Bee Gees defalarca yükselip ardından daha ne oldum demeden, hop diye ‘bir zamanlar ünlüydüler’ statüsüne düşen bir grup. Sonuncu düşüşlerinde ise akıllıca bir hamleyle Barbra Streisand için Woman in Love, Dionne Warwick için Heartbreaker, Dolly Parton ve Kenny Rogers için Islands in the Stream ve daha birçok ünlü isim için ölümsüz şarkılar yazarak kendi soundlarını yaşattılar.
Kariyerinin en başında Beatles olmak isteyen, Otis Redding’e özenen, sonra kendi kişiliğini bulan, dünya çapında satış rekorları kıran albümlere imza atan, bir anda disko çağı bitip plak şirketlerinin desteğini çekmesi, gözler MTV’ye dönmeye başlayınca ne yapacaklarını bilemeyen müzisyenlerin ilginç hikayesi; yalnız yükseliş ve düşüşlerini anlattığı için değil, yenilgiyle birlikte yaşamayı ve bununla nasıl başa çıkılacağını anlatması bakımından da değerli. Çünkü Bee Gees kendini defalarca yeniden keşfetmiş bir grup.

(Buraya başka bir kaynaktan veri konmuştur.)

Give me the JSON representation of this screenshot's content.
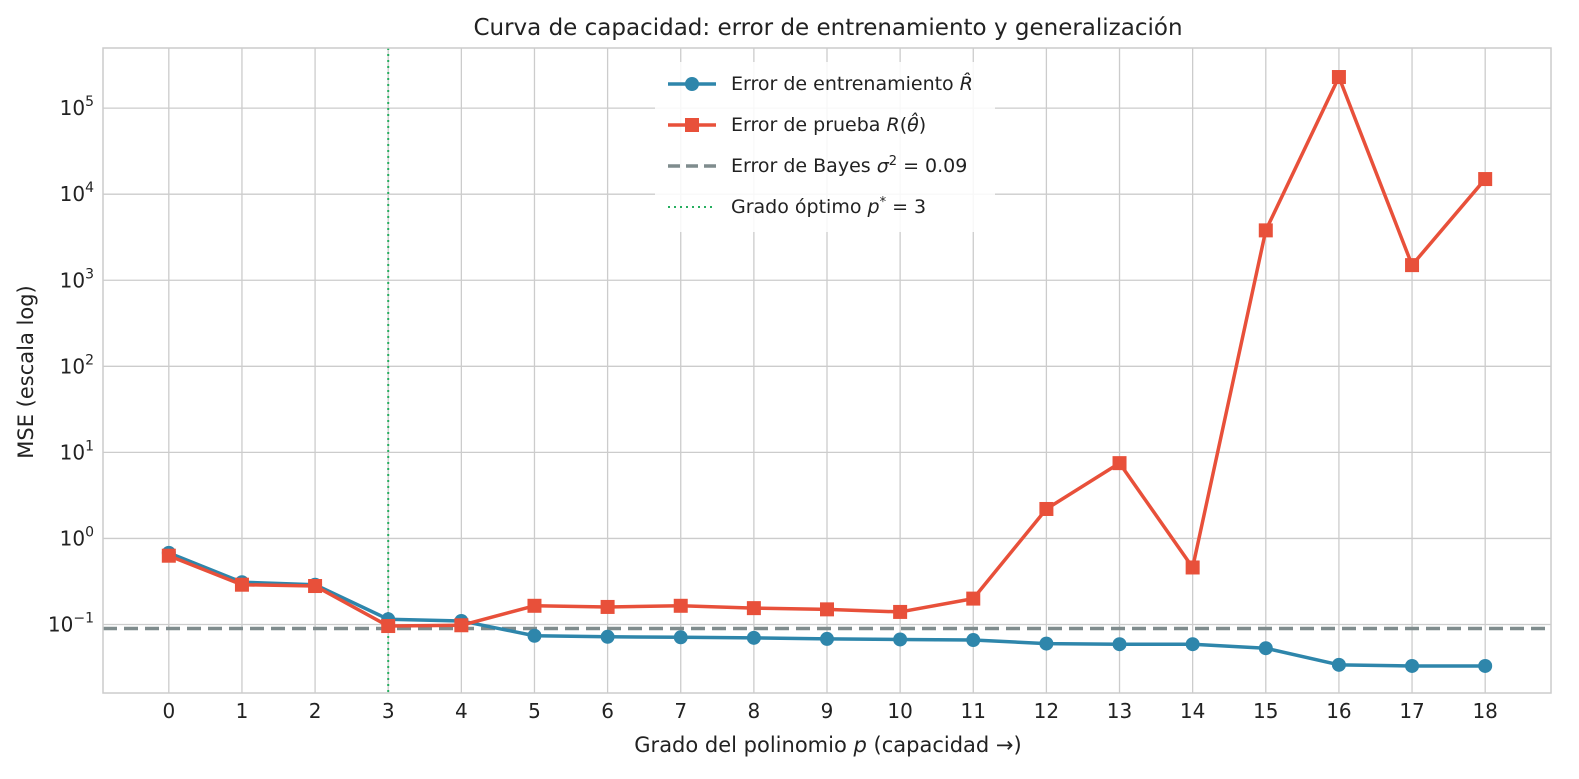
{
  "chart_data": {
    "type": "line",
    "title": "Curva de capacidad: error de entrenamiento y generalización",
    "xlabel": "Grado del polinomio p (capacidad →)",
    "ylabel": "MSE (escala log)",
    "yscale": "log",
    "xlim": [
      -0.9,
      18.9
    ],
    "ylim": [
      0.016,
      500000
    ],
    "grid": true,
    "legend_position": "top-center",
    "x": [
      0,
      1,
      2,
      3,
      4,
      5,
      6,
      7,
      8,
      9,
      10,
      11,
      12,
      13,
      14,
      15,
      16,
      17,
      18
    ],
    "x_ticks": [
      "0",
      "1",
      "2",
      "3",
      "4",
      "5",
      "6",
      "7",
      "8",
      "9",
      "10",
      "11",
      "12",
      "13",
      "14",
      "15",
      "16",
      "17",
      "18"
    ],
    "y_ticks": [
      {
        "value": 0.1,
        "base": "10",
        "exp": "−1"
      },
      {
        "value": 1,
        "base": "10",
        "exp": "0"
      },
      {
        "value": 10,
        "base": "10",
        "exp": "1"
      },
      {
        "value": 100,
        "base": "10",
        "exp": "2"
      },
      {
        "value": 1000,
        "base": "10",
        "exp": "3"
      },
      {
        "value": 10000,
        "base": "10",
        "exp": "4"
      },
      {
        "value": 100000,
        "base": "10",
        "exp": "5"
      }
    ],
    "series": [
      {
        "name": "Error de entrenamiento R̂",
        "color": "#2e86ab",
        "marker": "circle",
        "values": [
          0.68,
          0.31,
          0.29,
          0.115,
          0.11,
          0.074,
          0.072,
          0.071,
          0.07,
          0.068,
          0.067,
          0.066,
          0.06,
          0.059,
          0.059,
          0.053,
          0.034,
          0.033,
          0.033
        ]
      },
      {
        "name": "Error de prueba R(θ̂)",
        "color": "#e8503a",
        "marker": "square",
        "values": [
          0.63,
          0.29,
          0.28,
          0.096,
          0.098,
          0.165,
          0.16,
          0.165,
          0.155,
          0.15,
          0.14,
          0.2,
          2.2,
          7.5,
          0.46,
          3800,
          230000,
          1500,
          15000
        ]
      }
    ],
    "reference_lines": [
      {
        "name": "Error de Bayes σ² = 0.09",
        "orientation": "horizontal",
        "value": 0.09,
        "color": "#7f8c8d",
        "style": "dashed"
      },
      {
        "name": "Grado óptimo p* = 3",
        "orientation": "vertical",
        "value": 3,
        "color": "#27ae60",
        "style": "dotted"
      }
    ]
  }
}
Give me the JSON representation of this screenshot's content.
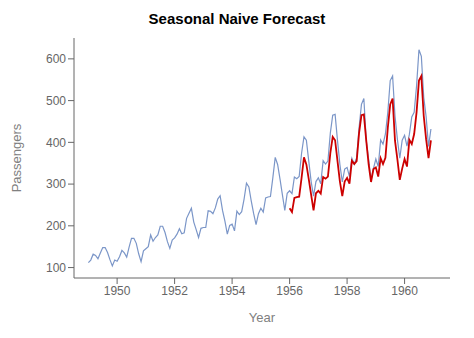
{
  "chart_data": {
    "type": "line",
    "title": "Seasonal Naive Forecast",
    "xlabel": "Year",
    "ylabel": "Passengers",
    "xlim": [
      1948.5,
      1961.58
    ],
    "ylim": [
      75,
      650
    ],
    "xticks": [
      1950,
      1952,
      1954,
      1956,
      1958,
      1960
    ],
    "yticks": [
      100,
      200,
      300,
      400,
      500,
      600
    ],
    "grid": false,
    "x": [
      1949,
      1949.0833333333333,
      1949.1666666666667,
      1949.25,
      1949.3333333333333,
      1949.4166666666667,
      1949.5,
      1949.5833333333333,
      1949.6666666666667,
      1949.75,
      1949.8333333333333,
      1949.9166666666667,
      1950,
      1950.0833333333333,
      1950.1666666666667,
      1950.25,
      1950.3333333333333,
      1950.4166666666667,
      1950.5,
      1950.5833333333333,
      1950.6666666666667,
      1950.75,
      1950.8333333333333,
      1950.9166666666667,
      1951,
      1951.0833333333333,
      1951.1666666666667,
      1951.25,
      1951.3333333333333,
      1951.4166666666667,
      1951.5,
      1951.5833333333333,
      1951.6666666666667,
      1951.75,
      1951.8333333333333,
      1951.9166666666667,
      1952,
      1952.0833333333333,
      1952.1666666666667,
      1952.25,
      1952.3333333333333,
      1952.4166666666667,
      1952.5,
      1952.5833333333333,
      1952.6666666666667,
      1952.75,
      1952.8333333333333,
      1952.9166666666667,
      1953,
      1953.0833333333333,
      1953.1666666666667,
      1953.25,
      1953.3333333333333,
      1953.4166666666667,
      1953.5,
      1953.5833333333333,
      1953.6666666666667,
      1953.75,
      1953.8333333333333,
      1953.9166666666667,
      1954,
      1954.0833333333333,
      1954.1666666666667,
      1954.25,
      1954.3333333333333,
      1954.4166666666667,
      1954.5,
      1954.5833333333333,
      1954.6666666666667,
      1954.75,
      1954.8333333333333,
      1954.9166666666667,
      1955,
      1955.0833333333333,
      1955.1666666666667,
      1955.25,
      1955.3333333333333,
      1955.4166666666667,
      1955.5,
      1955.5833333333333,
      1955.6666666666667,
      1955.75,
      1955.8333333333333,
      1955.9166666666667,
      1956,
      1956.0833333333333,
      1956.1666666666667,
      1956.25,
      1956.3333333333333,
      1956.4166666666667,
      1956.5,
      1956.5833333333333,
      1956.6666666666667,
      1956.75,
      1956.8333333333333,
      1956.9166666666667,
      1957,
      1957.0833333333333,
      1957.1666666666667,
      1957.25,
      1957.3333333333333,
      1957.4166666666667,
      1957.5,
      1957.5833333333333,
      1957.6666666666667,
      1957.75,
      1957.8333333333333,
      1957.9166666666667,
      1958,
      1958.0833333333333,
      1958.1666666666667,
      1958.25,
      1958.3333333333333,
      1958.4166666666667,
      1958.5,
      1958.5833333333333,
      1958.6666666666667,
      1958.75,
      1958.8333333333333,
      1958.9166666666667,
      1959,
      1959.0833333333333,
      1959.1666666666667,
      1959.25,
      1959.3333333333333,
      1959.4166666666667,
      1959.5,
      1959.5833333333333,
      1959.6666666666667,
      1959.75,
      1959.8333333333333,
      1959.9166666666667,
      1960,
      1960.0833333333333,
      1960.1666666666667,
      1960.25,
      1960.3333333333333,
      1960.4166666666667,
      1960.5,
      1960.5833333333333,
      1960.6666666666667,
      1960.75,
      1960.8333333333333,
      1960.9166666666667
    ],
    "series": [
      {
        "color": "#7B96C8",
        "values": [
          112,
          118,
          132,
          129,
          121,
          135,
          148,
          148,
          136,
          119,
          104,
          118,
          115,
          126,
          141,
          135,
          125,
          149,
          170,
          170,
          158,
          133,
          114,
          140,
          145,
          150,
          178,
          163,
          172,
          178,
          199,
          199,
          184,
          162,
          146,
          166,
          171,
          180,
          193,
          181,
          183,
          218,
          230,
          242,
          209,
          191,
          172,
          194,
          196,
          196,
          236,
          235,
          229,
          243,
          264,
          272,
          237,
          211,
          180,
          201,
          204,
          188,
          235,
          227,
          234,
          264,
          302,
          293,
          259,
          229,
          203,
          229,
          242,
          233,
          267,
          269,
          270,
          315,
          364,
          347,
          312,
          274,
          237,
          278,
          284,
          277,
          317,
          313,
          318,
          374,
          413,
          405,
          355,
          306,
          271,
          306,
          315,
          301,
          356,
          348,
          355,
          422,
          465,
          467,
          404,
          347,
          305,
          336,
          340,
          318,
          362,
          348,
          363,
          435,
          491,
          505,
          404,
          359,
          310,
          337,
          360,
          342,
          406,
          396,
          420,
          472,
          548,
          559,
          463,
          407,
          362,
          405,
          417,
          391,
          419,
          461,
          472,
          535,
          622,
          606,
          508,
          461,
          390,
          432
        ]
      },
      {
        "color": "#CC0000",
        "values": [
          null,
          null,
          null,
          null,
          null,
          null,
          null,
          null,
          null,
          null,
          null,
          null,
          null,
          null,
          null,
          null,
          null,
          null,
          null,
          null,
          null,
          null,
          null,
          null,
          null,
          null,
          null,
          null,
          null,
          null,
          null,
          null,
          null,
          null,
          null,
          null,
          null,
          null,
          null,
          null,
          null,
          null,
          null,
          null,
          null,
          null,
          null,
          null,
          null,
          null,
          null,
          null,
          null,
          null,
          null,
          null,
          null,
          null,
          null,
          null,
          null,
          null,
          null,
          null,
          null,
          null,
          null,
          null,
          null,
          null,
          null,
          null,
          null,
          null,
          null,
          null,
          null,
          null,
          null,
          null,
          null,
          null,
          null,
          null,
          242,
          233,
          267,
          269,
          270,
          315,
          364,
          347,
          312,
          274,
          237,
          278,
          284,
          277,
          317,
          313,
          318,
          374,
          413,
          405,
          355,
          306,
          271,
          306,
          315,
          301,
          356,
          348,
          355,
          422,
          465,
          467,
          404,
          347,
          305,
          336,
          340,
          318,
          362,
          348,
          363,
          435,
          491,
          505,
          404,
          359,
          310,
          337,
          360,
          342,
          406,
          396,
          420,
          472,
          548,
          559,
          463,
          407,
          362,
          405
        ]
      }
    ]
  }
}
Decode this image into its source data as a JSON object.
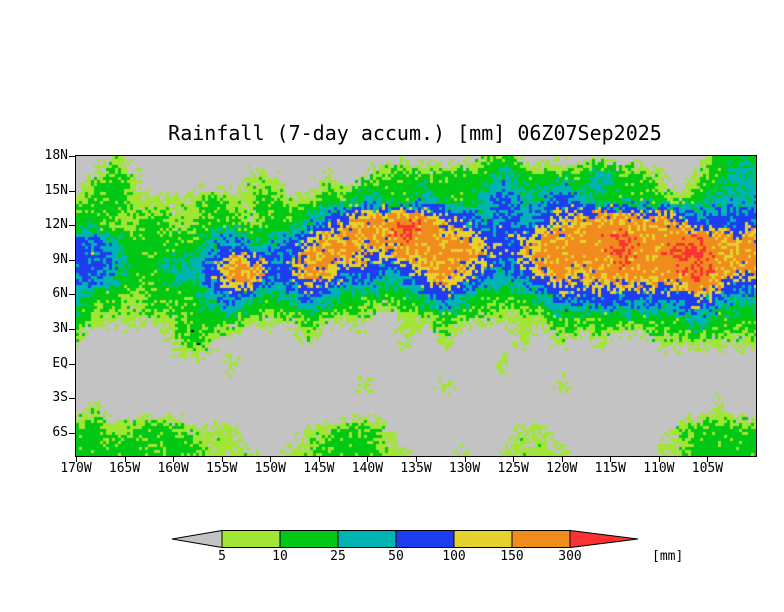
{
  "chart_data": {
    "type": "heatmap",
    "title": "Rainfall (7-day accum.) [mm] 06Z07Sep2025",
    "units": "mm",
    "lon_range": [
      -170,
      -100
    ],
    "lat_range": [
      -8,
      18
    ],
    "levels": [
      5,
      10,
      25,
      50,
      100,
      150,
      300
    ],
    "colors": [
      "#c3c3c3",
      "#a0e632",
      "#00c814",
      "#00b4b4",
      "#1e3cf0",
      "#e6d22d",
      "#f08c1e",
      "#fa3232"
    ],
    "x_ticks": [
      {
        "lon": -170,
        "label": "170W"
      },
      {
        "lon": -165,
        "label": "165W"
      },
      {
        "lon": -160,
        "label": "160W"
      },
      {
        "lon": -155,
        "label": "155W"
      },
      {
        "lon": -150,
        "label": "150W"
      },
      {
        "lon": -145,
        "label": "145W"
      },
      {
        "lon": -140,
        "label": "140W"
      },
      {
        "lon": -135,
        "label": "135W"
      },
      {
        "lon": -130,
        "label": "130W"
      },
      {
        "lon": -125,
        "label": "125W"
      },
      {
        "lon": -120,
        "label": "120W"
      },
      {
        "lon": -115,
        "label": "115W"
      },
      {
        "lon": -110,
        "label": "110W"
      },
      {
        "lon": -105,
        "label": "105W"
      }
    ],
    "y_ticks": [
      {
        "lat": 18,
        "label": "18N"
      },
      {
        "lat": 15,
        "label": "15N"
      },
      {
        "lat": 12,
        "label": "12N"
      },
      {
        "lat": 9,
        "label": "9N"
      },
      {
        "lat": 6,
        "label": "6N"
      },
      {
        "lat": 3,
        "label": "3N"
      },
      {
        "lat": 0,
        "label": "EQ"
      },
      {
        "lat": -3,
        "label": "3S"
      },
      {
        "lat": -6,
        "label": "6S"
      }
    ],
    "colorbar": {
      "labels": [
        "5",
        "10",
        "25",
        "50",
        "100",
        "150",
        "300"
      ],
      "unit_label": "[mm]"
    },
    "grid": {
      "lon_start": -170,
      "lon_step": 2,
      "lat_start": 18,
      "lat_step": -2,
      "values": [
        [
          0,
          0,
          7,
          0,
          0,
          0,
          0,
          0,
          0,
          0,
          0,
          0,
          0,
          0,
          0,
          0,
          0,
          0,
          0,
          0,
          0,
          7,
          15,
          0,
          0,
          0,
          0,
          0,
          0,
          0,
          0,
          0,
          0,
          15,
          15
        ],
        [
          0,
          7,
          15,
          7,
          0,
          0,
          0,
          0,
          0,
          7,
          7,
          0,
          0,
          7,
          0,
          7,
          15,
          15,
          15,
          15,
          15,
          15,
          35,
          15,
          15,
          15,
          15,
          35,
          15,
          15,
          7,
          0,
          7,
          15,
          35
        ],
        [
          7,
          15,
          15,
          7,
          7,
          7,
          7,
          15,
          7,
          7,
          15,
          7,
          7,
          15,
          15,
          35,
          15,
          15,
          35,
          15,
          15,
          35,
          70,
          35,
          35,
          70,
          35,
          15,
          15,
          15,
          15,
          7,
          15,
          35,
          35
        ],
        [
          15,
          15,
          7,
          7,
          15,
          7,
          7,
          15,
          15,
          7,
          15,
          15,
          35,
          70,
          120,
          200,
          200,
          350,
          200,
          120,
          70,
          35,
          70,
          35,
          70,
          120,
          200,
          200,
          200,
          200,
          200,
          120,
          70,
          70,
          70
        ],
        [
          70,
          70,
          35,
          15,
          15,
          15,
          15,
          35,
          70,
          35,
          35,
          70,
          120,
          200,
          200,
          120,
          120,
          200,
          200,
          200,
          200,
          120,
          70,
          120,
          200,
          200,
          200,
          200,
          350,
          200,
          200,
          350,
          350,
          200,
          200
        ],
        [
          70,
          70,
          35,
          15,
          15,
          35,
          35,
          70,
          200,
          200,
          70,
          70,
          200,
          120,
          70,
          70,
          35,
          70,
          120,
          200,
          120,
          70,
          35,
          70,
          120,
          200,
          120,
          200,
          200,
          200,
          200,
          200,
          350,
          200,
          120
        ],
        [
          35,
          15,
          15,
          7,
          15,
          15,
          15,
          35,
          70,
          35,
          15,
          35,
          70,
          35,
          15,
          15,
          15,
          15,
          35,
          70,
          35,
          15,
          15,
          15,
          35,
          70,
          70,
          70,
          70,
          70,
          70,
          70,
          120,
          70,
          35
        ],
        [
          15,
          7,
          7,
          7,
          7,
          7,
          15,
          15,
          15,
          7,
          7,
          7,
          15,
          7,
          7,
          7,
          0,
          7,
          7,
          15,
          7,
          7,
          7,
          7,
          7,
          15,
          15,
          15,
          15,
          15,
          15,
          15,
          35,
          15,
          15
        ],
        [
          7,
          0,
          0,
          0,
          0,
          7,
          15,
          7,
          0,
          0,
          0,
          0,
          7,
          0,
          0,
          0,
          0,
          7,
          0,
          7,
          0,
          0,
          0,
          7,
          0,
          7,
          0,
          7,
          0,
          0,
          7,
          7,
          7,
          7,
          7
        ],
        [
          0,
          0,
          0,
          0,
          0,
          0,
          0,
          0,
          7,
          0,
          0,
          0,
          0,
          0,
          0,
          0,
          0,
          0,
          0,
          0,
          0,
          0,
          7,
          0,
          0,
          0,
          0,
          0,
          0,
          0,
          0,
          0,
          0,
          0,
          0
        ],
        [
          0,
          0,
          0,
          0,
          0,
          0,
          0,
          0,
          0,
          0,
          0,
          0,
          0,
          0,
          0,
          7,
          0,
          0,
          0,
          7,
          0,
          0,
          0,
          0,
          0,
          7,
          0,
          0,
          0,
          0,
          0,
          0,
          0,
          0,
          0
        ],
        [
          0,
          7,
          0,
          0,
          0,
          0,
          0,
          0,
          0,
          0,
          0,
          0,
          0,
          0,
          0,
          0,
          0,
          0,
          0,
          0,
          0,
          0,
          0,
          0,
          0,
          0,
          0,
          0,
          0,
          0,
          0,
          0,
          0,
          7,
          0
        ],
        [
          15,
          15,
          7,
          15,
          15,
          15,
          7,
          7,
          7,
          0,
          0,
          0,
          7,
          7,
          15,
          15,
          7,
          0,
          0,
          0,
          0,
          0,
          0,
          7,
          7,
          0,
          0,
          0,
          0,
          0,
          0,
          7,
          15,
          15,
          15
        ],
        [
          15,
          15,
          15,
          15,
          7,
          15,
          15,
          7,
          7,
          7,
          0,
          7,
          7,
          15,
          15,
          15,
          7,
          7,
          0,
          0,
          7,
          0,
          7,
          7,
          7,
          7,
          0,
          0,
          0,
          0,
          7,
          7,
          15,
          15,
          15
        ]
      ]
    },
    "islands": [
      {
        "lon": -158.1,
        "lat": 2.8
      },
      {
        "lon": -157.4,
        "lat": 1.7
      }
    ]
  }
}
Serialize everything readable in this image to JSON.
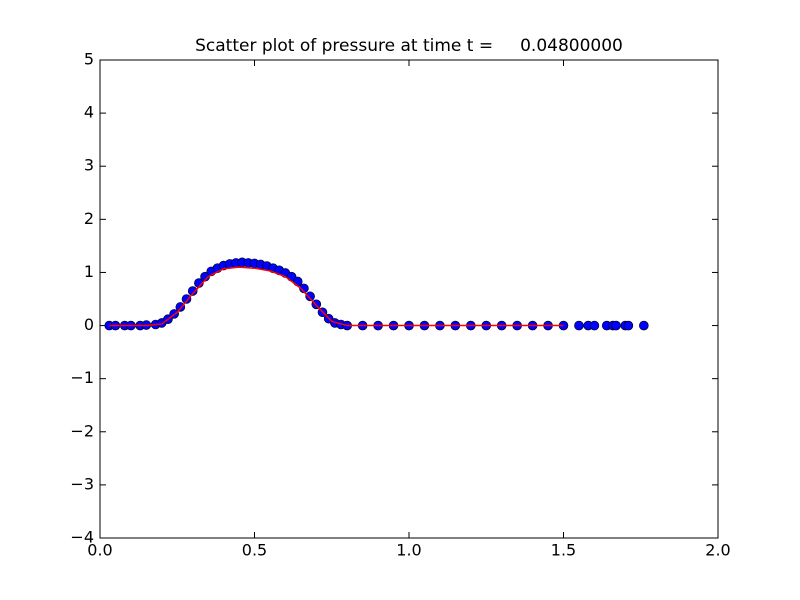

How Can You Mend a Broken Heart belgeseli, Bee Gees’in müziği doğası gereği ne denli naif ve şen şakrak olsa da bir türlü müzisyen dünyasında hak ettiği değeri ve kimi çevrelerin saygısını kazanamammış oluşuna ve kısmen yaşadığı kırgınlığa özenle eğilerek, bize pop tarihinin en ilham verici ve büyüleyici destanlarından birini sunuyor.